Ia mengatakan penerimaan pajak memang mengalami kontraksi sebesar 15,3 persen pada awal tahun ini. Hal yang sama juga terjadi tahun lalu, di mana penerimaan pajak tercatat sebesar Rp80,8 triliun atau tumbuh negatif 6,1 persen dari tahun sebelumnya.
"Penerimaan pajak Rp68,5 triliun itu kontraksi 15,3 persen. Januari tahun lalu penerimaan pajak juga sebenarnya mengalami kontraksi 6,1 persen," kata dia dalam video conference di Jakarta, Selasa, 23 Februari 2021.
Ia menambahkan kontraksi penerimaan pajak disebabkan oleh menurunnya penerimaan Pajak Penghasilan (PPh) migas menjadi Rp2,3 triliun. Penerimaan PPh migas tercatat mengalami kontraksi 19,8 persen dibandingkan periode sama tahun lalu sebesar Rp2,9 triliun.
"Kalau kita lihat di sini adalah penerimaan migas yang Rp2,3 triliun itu mengalami kontraksi 19,8 persen karena harga migas kita dibandingkan Januari tahun lalu meski sudah di atas asumsi (APBN) itu masih di bawah kondisi harga minyak di 2020," jelas dia.

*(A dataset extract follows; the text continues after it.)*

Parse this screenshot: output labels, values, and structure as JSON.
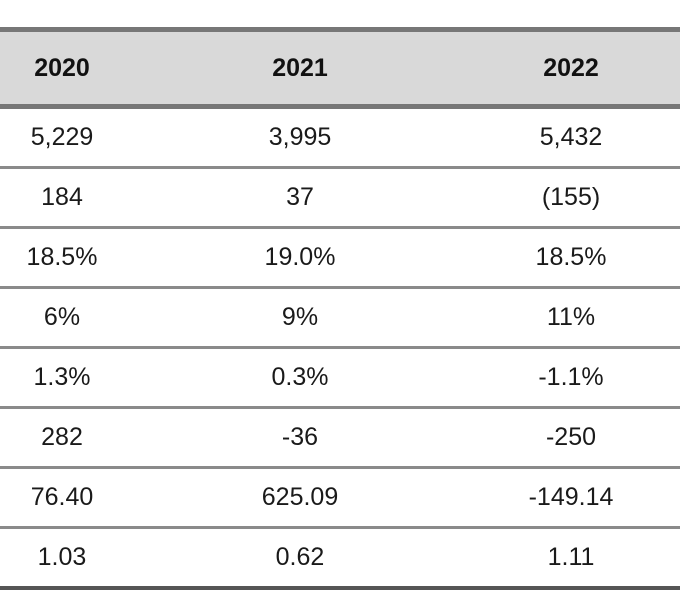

Selain itu, penurunan penerimaan pajak juga terjadi dari sisi penerimaan PPh nonmigas sebesar Rp39 triliun atau terkontraksi 15,8 persen. Untuk pajak nonmigas, penerimaan Pajak Pertambahan Nilai (PPN) juga kontraksi 14,9 persen menjadi Rp26,3 triliun.
Sementara itu, penerimaan kepabeanan dan cukai tercatat sebesar Rp12,5 triliun atau naik 175,3 persen dari tahun sebelumnya yang hanya Rp4,5 triliun. Meski demikian, penerimaan kepabeanan dan cukai baru 5,8 persen dari target Rp215 triliun dalam APBN 2021.
"Terlihat kenaikan yang sangat tinggi, terutama untuk cukai yang kita mendapatkan Rp9 triliun sendiri dibandingkan tahun lalu bulan Januari yang hanya Rp1,5 triliun, dan juga yang positif bea keluar yang mencapai Rp1,1 triliun yang melonjak sangat tinggi tahun lalu hanya Rp100 miliar," pungkasnya.